On Wed, Mar 20, 2019 at 04:29:35PM +0400, David Steele wrote:
Please note that there have been objections to the patch later in this
thread by Peter and Robert. I'm not very interested in watering down the
documentation changes as Peter suggests, but I think at the very least we
should commit the added hints in the error message. For many users this
error will be their first point of contact with the backup_label
issue/behavior.The updates of the log message do not imply anything negative as I
read them as they mention to not remove the backup_label file. So
while we don't have an agreement about the docs, the log messages may
be able to be committed? Peter? Robert?"will result in a corruptED cluster" is more correct?
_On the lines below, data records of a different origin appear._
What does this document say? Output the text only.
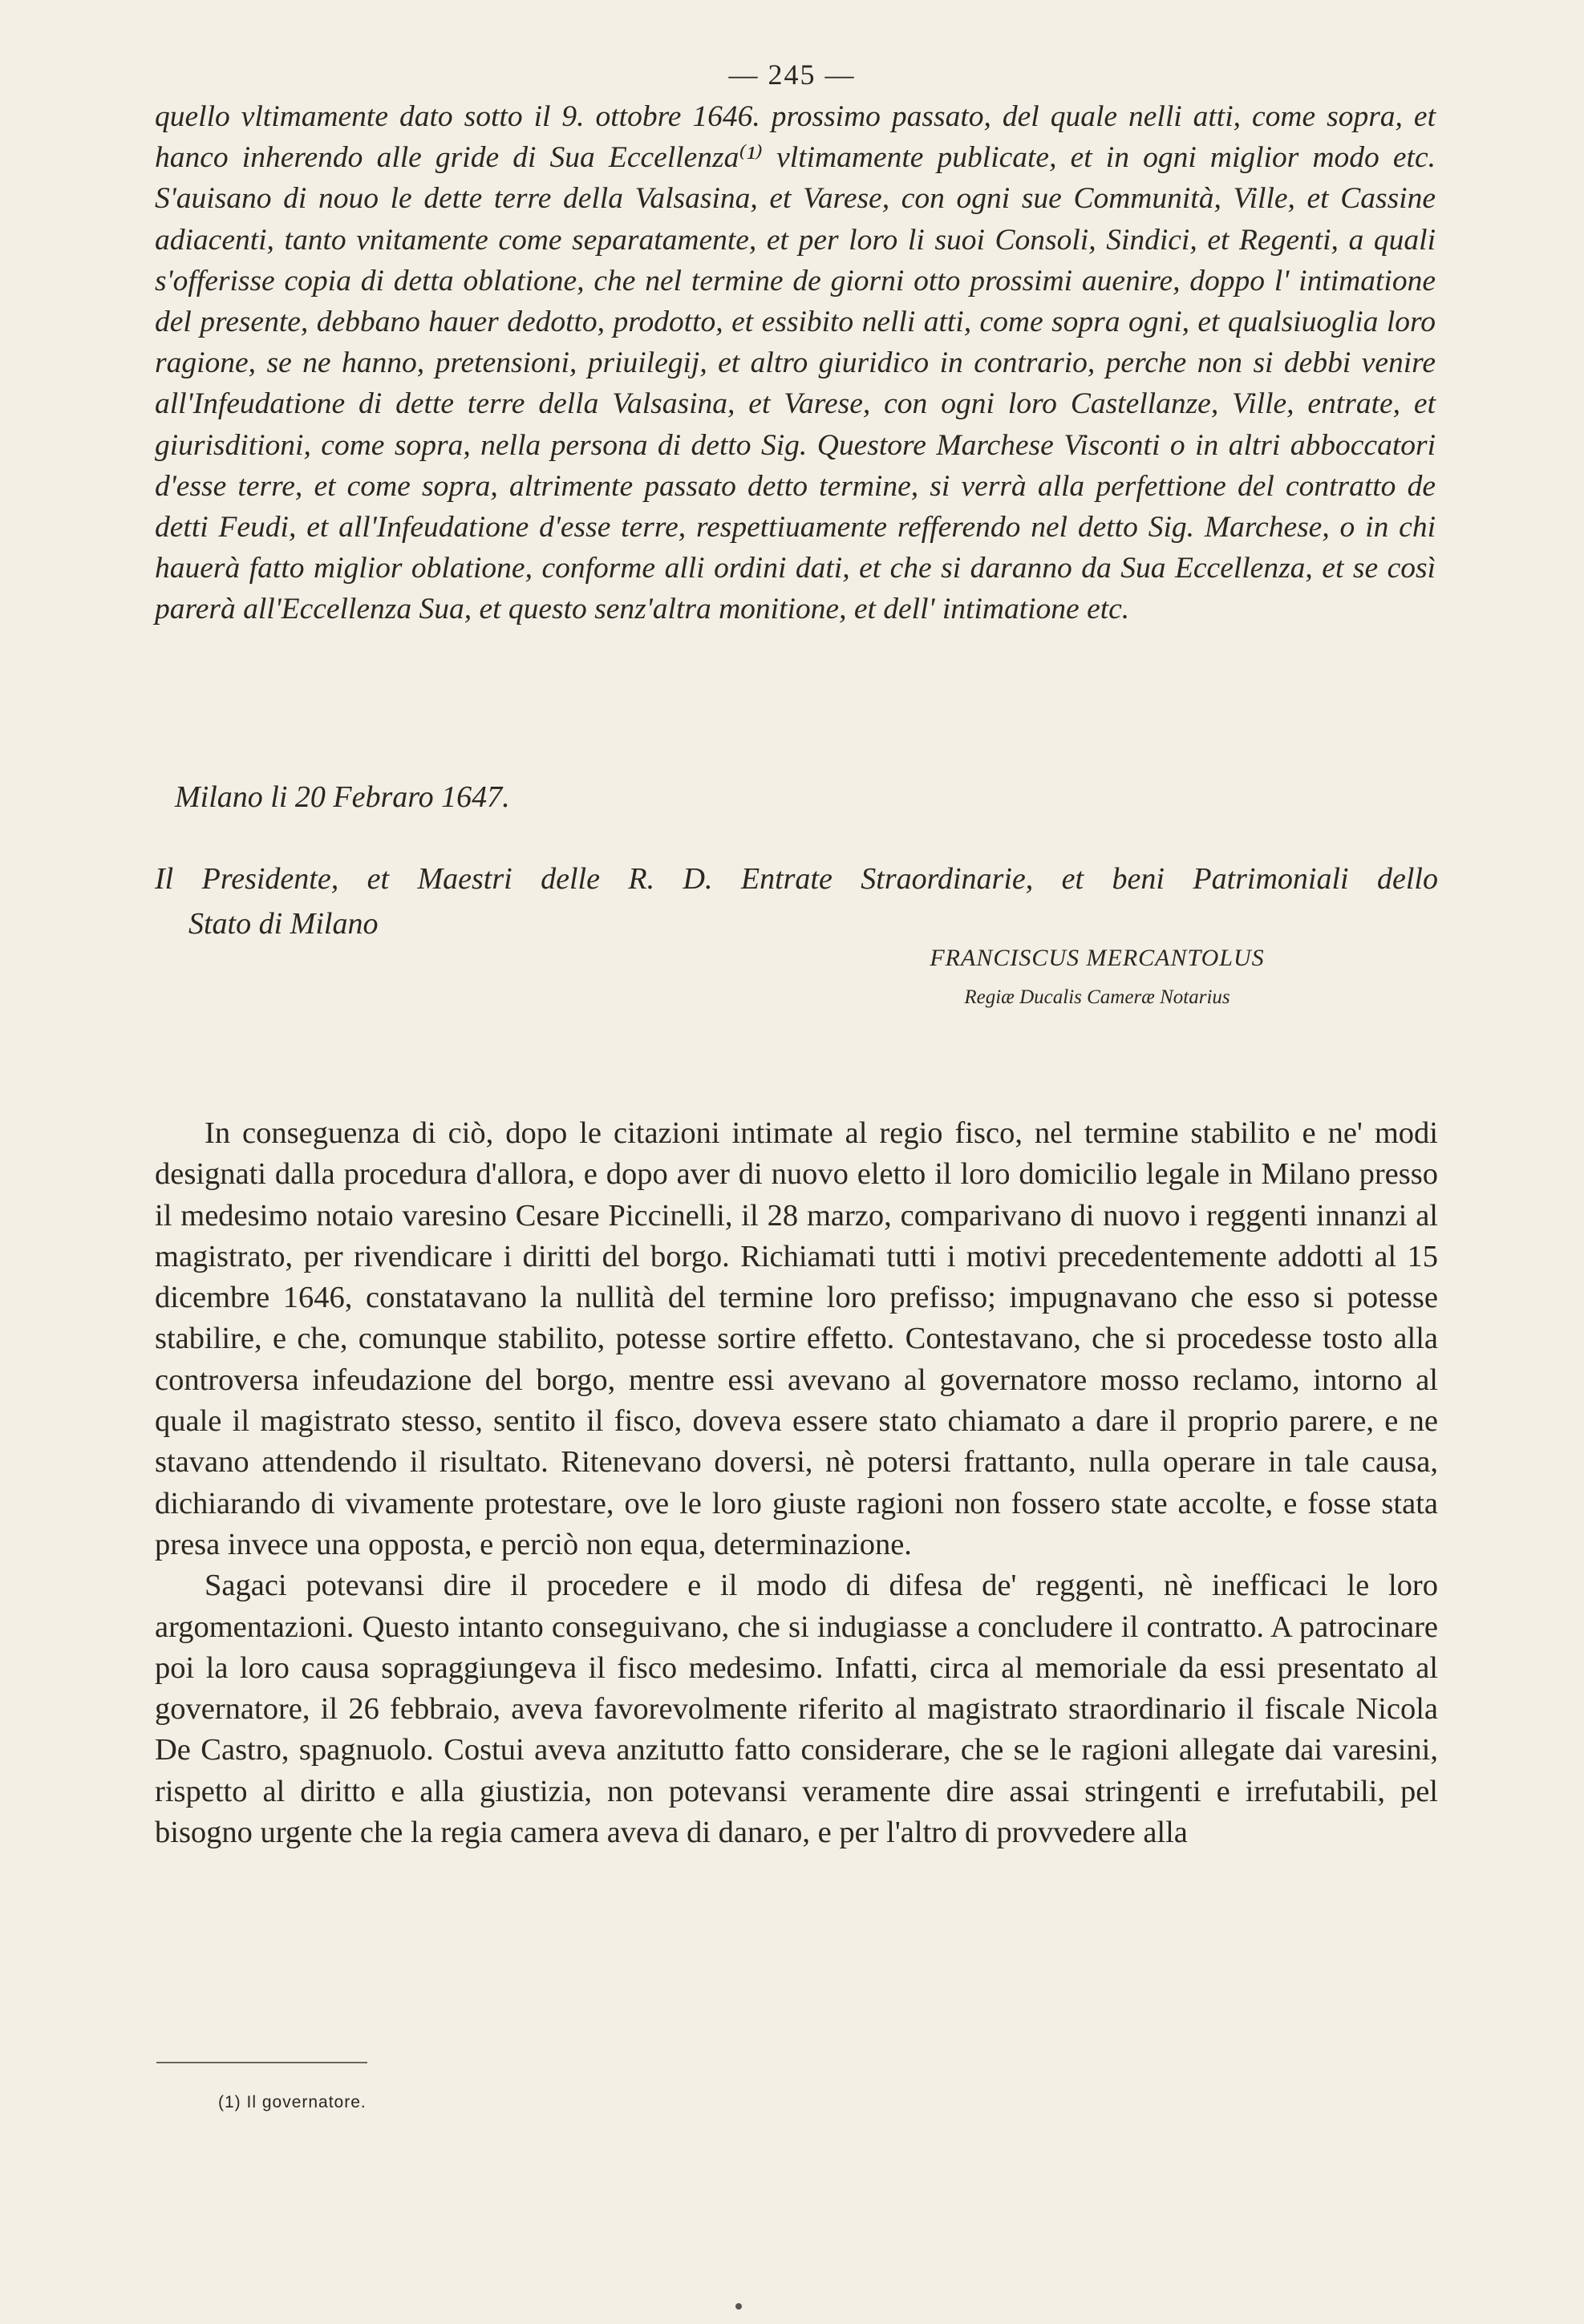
— 245 —

quello vltimamente dato sotto il 9. ottobre 1646. prossimo passato, del quale nelli atti, come sopra, et hanco inherendo alle gride di Sua Eccellenza⁽¹⁾ vltimamente publicate, et in ogni miglior modo etc. S'auisano di nouo le dette terre della Valsasina, et Varese, con ogni sue Communità, Ville, et Cassine adiacenti, tanto vnitamente come separatamente, et per loro li suoi Consoli, Sindici, et Regenti, a quali s'offerisse copia di detta oblatione, che nel termine de giorni otto prossimi auenire, doppo l' intimatione del presente, debbano hauer dedotto, prodotto, et essibito nelli atti, come sopra ogni, et qualsiuoglia loro ragione, se ne hanno, pretensioni, priuilegij, et altro giuridico in contrario, perche non si debbi venire all'Infeudatione di dette terre della Valsasina, et Varese, con ogni loro Castellanze, Ville, entrate, et giurisditioni, come sopra, nella persona di detto Sig. Questore Marchese Visconti o in altri abboccatori d'esse terre, et come sopra, altrimente passato detto termine, si verrà alla perfettione del contratto de detti Feudi, et all'Infeudatione d'esse terre, respettiuamente refferendo nel detto Sig. Marchese, o in chi hauerà fatto miglior oblatione, conforme alli ordini dati, et che si daranno da Sua Eccellenza, et se così parerà all'Eccellenza Sua, et questo senz'altra monitione, et dell' intimatione etc.

Milano li 20 Febraro 1647.
Il Presidente, et Maestri delle R. D. Entrate Straordinarie, et beni Patrimoniali dello
Stato di Milano
FRANCISCUS MERCANTOLUS
Regiæ Ducalis Cameræ Notarius

In conseguenza di ciò, dopo le citazioni intimate al regio fisco, nel termine stabilito e ne' modi designati dalla procedura d'allora, e dopo aver di nuovo eletto il loro domicilio legale in Milano presso il medesimo notaio varesino Cesare Piccinelli, il 28 marzo, comparivano di nuovo i reggenti innanzi al magistrato, per rivendicare i diritti del borgo. Richiamati tutti i motivi precedentemente addotti al 15 dicembre 1646, constatavano la nullità del termine loro prefisso; impugnavano che esso si potesse stabilire, e che, comunque stabilito, potesse sortire effetto. Contestavano, che si procedesse tosto alla controversa infeudazione del borgo, mentre essi avevano al governatore mosso reclamo, intorno al quale il magistrato stesso, sentito il fisco, doveva essere stato chiamato a dare il proprio parere, e ne stavano attendendo il risultato. Ritenevano doversi, nè potersi frattanto, nulla operare in tale causa, dichiarando di vivamente protestare, ove le loro giuste ragioni non fossero state accolte, e fosse stata presa invece una opposta, e perciò non equa, determinazione.

Sagaci potevansi dire il procedere e il modo di difesa de' reggenti, nè inefficaci le loro argomentazioni. Questo intanto conseguivano, che si indugiasse a concludere il contratto. A patrocinare poi la loro causa sopraggiungeva il fisco medesimo. Infatti, circa al memoriale da essi presentato al governatore, il 26 febbraio, aveva favorevolmente riferito al magistrato straordinario il fiscale Nicola De Castro, spagnuolo. Costui aveva anzitutto fatto considerare, che se le ragioni allegate dai varesini, rispetto al diritto e alla giustizia, non potevansi veramente dire assai stringenti e irrefutabili, pel bisogno urgente che la regia camera aveva di danaro, e per l'altro di provvedere alla

(1) Il governatore.
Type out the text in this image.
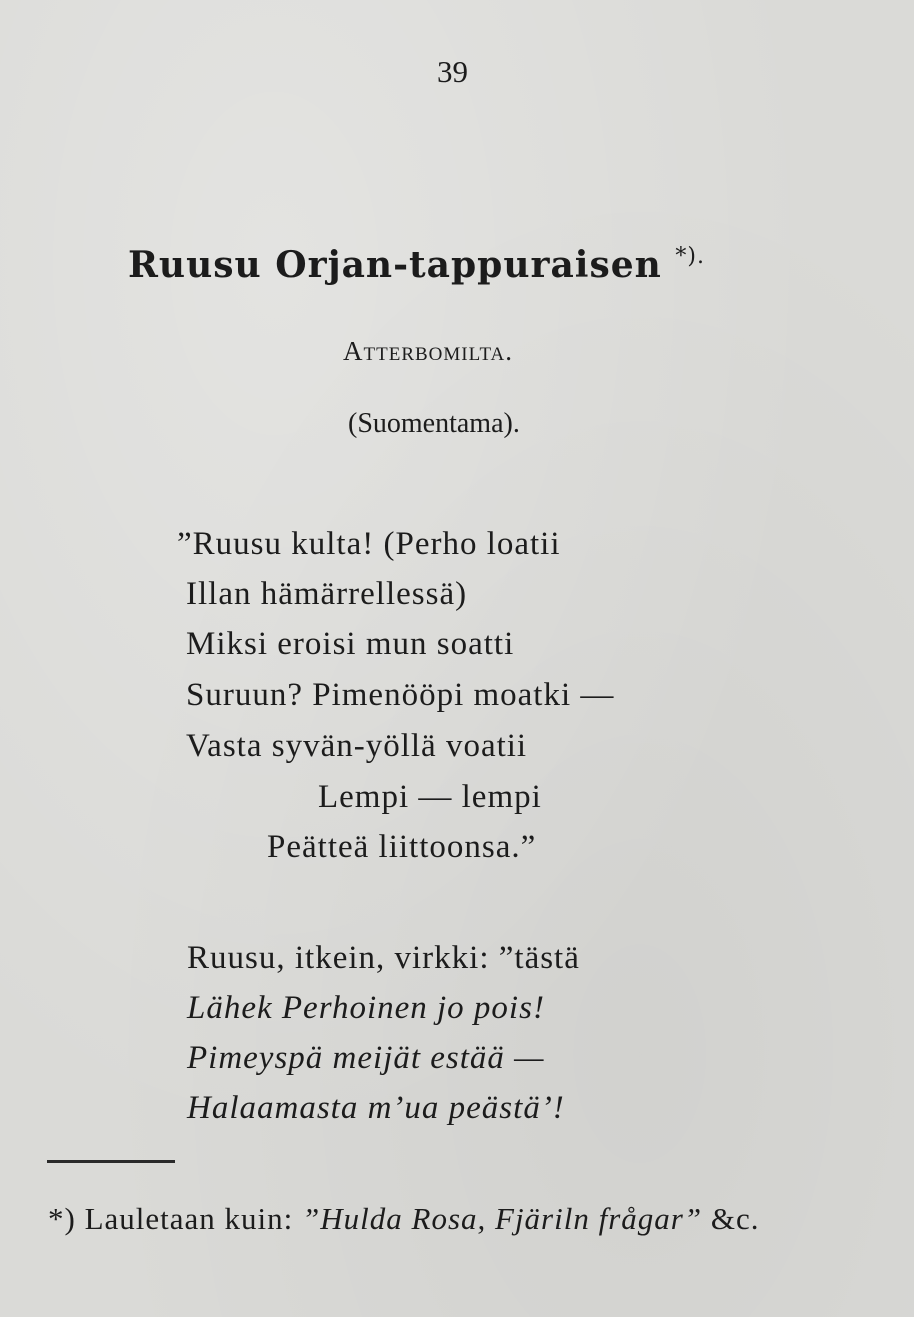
39
Ruusu Orjan-tappuraisen *).
Atterbomilta.
(Suomentama).
”Ruusu kulta! (Perho loatii
Illan hämärrellessä)
Miksi eroisi mun soatti
Suruun? Pimenööpi moatki —
Vasta syvän-yöllä voatii
Lempi — lempi
Peätteä liittoonsa.”
Ruusu, itkein, virkki: ”tästä
Lähek Perhoinen jo pois!
Pimeyspä meijät estää —
Halaamasta m’ua peästä’!
*) Lauletaan kuin: ”Hulda Rosa, Fjäriln frågar” &c.
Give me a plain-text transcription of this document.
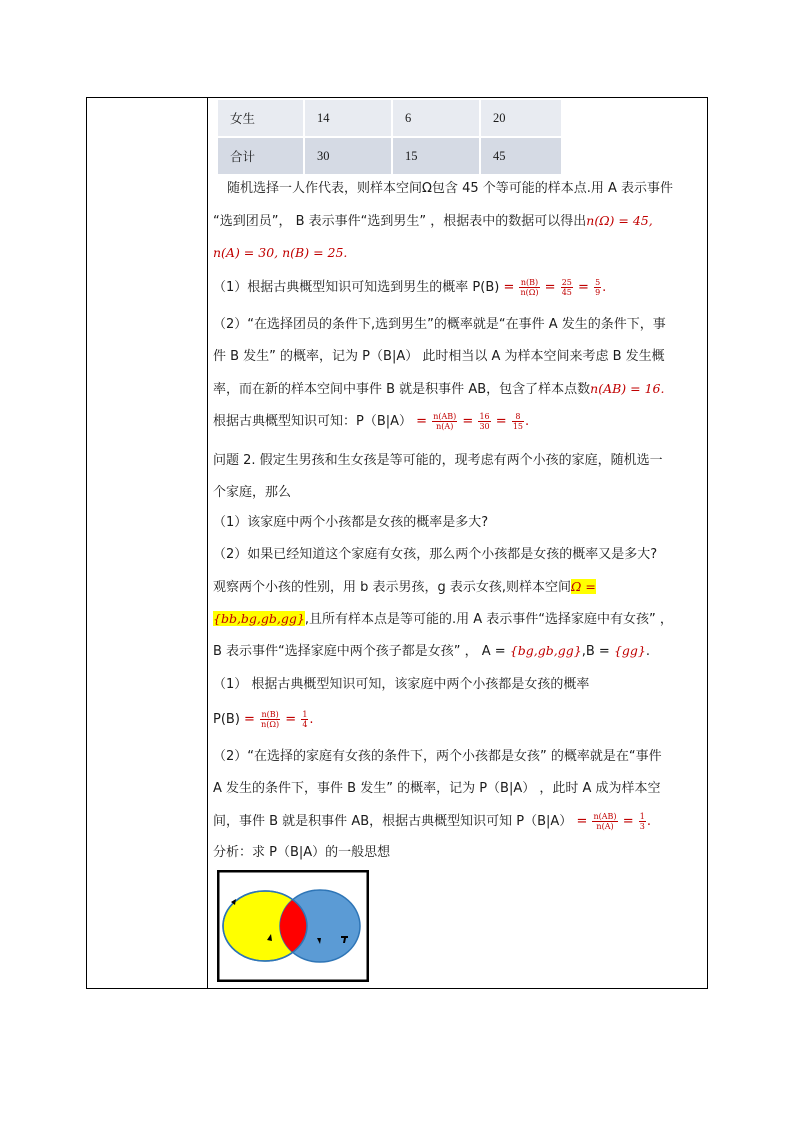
女生	14	6	20
合计	30	15	45
随机选择一人作代表，则样本空间Ω包含 45 个等可能的样本点.用 A 表示事件
“选到团员”， B 表示事件“选到男生” ，根据表中的数据可以得出n(Ω) = 45,
n(A) = 30, n(B) = 25.
（1）根据古典概型知识可知选到男生的概率 $P(B) = \frac{n(B)}{n(\Omega)} = \frac{25}{45} = \frac{5}{9}$ .
（2）“在选择团员的条件下,选到男生”的概率就是“在事件 A 发生的条件下，事
件 B 发生” 的概率，记为 P（B|A） 此时相当以 A 为样本空间来考虑 B 发生概
率，而在新的样本空间中事件 B 就是积事件 AB，包含了样本点数n(AB) = 16.
根据古典概型知识可知：$P(B|A) = \frac{n(AB)}{n(A)} = \frac{16}{30} = \frac{8}{15}$ .
问题 2. 假定生男孩和生女孩是等可能的，现考虑有两个小孩的家庭，随机选一
个家庭，那么
（1）该家庭中两个小孩都是女孩的概率是多大?
（2）如果已经知道这个家庭有女孩，那么两个小孩都是女孩的概率又是多大?
观察两个小孩的性别，用 b 表示男孩，g 表示女孩,则样本空间Ω =
{bb,bg,gb,gg},且所有样本点是等可能的.用 A 表示事件“选择家庭中有女孩” ，
B 表示事件“选择家庭中两个孩子都是女孩” ， A = {bg,gb,gg},B = {gg}.
（1） 根据古典概型知识可知，该家庭中两个小孩都是女孩的概率
$P(B) = \frac{n(B)}{n(\Omega)} = \frac{1}{4}$ .
（2）“在选择的家庭有女孩的条件下，两个小孩都是女孩” 的概率就是在“事件
A 发生的条件下，事件 B 发生” 的概率，记为 P（B|A） ，此时 A 成为样本空
间，事件 B 就是积事件 AB，根据古典概型知识可知 $P(B|A) = \frac{n(AB)}{n(A)} = \frac{1}{3}$ .
分析：求 P（B|A）的一般思想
I really like the proposed changes to the ereport() text. I think the
"Be careful" hint is a really helpful way of phrasing it. I think
"corrupt" as the patch has it is slightly better than "corrupted".
Obviously, we have to make the updates for recovery.signal no matter
what, and you could argue that part should be its own commit, but I
like all of the changes.
I'm not too impressed with the documentation changes. A lot of the
information being added is already present somewhere in that very same
section. It's reasonable to revise the section so that the dangers
stand out more clearly, but it doesn't seem good to revise it in a way
that ends up duplicating the existing information. Here's my
suggestion -- ditch the note at the end of the section and make the
one at the beginning read like this:
The exclusive backup method is deprecated and should be avoided.
Prior to <productname>PostgreSQL</productname> 9.6, this was the only
low-level method available, but it is now recommended that all users
upgrade their scripts to use non-exclusive backups.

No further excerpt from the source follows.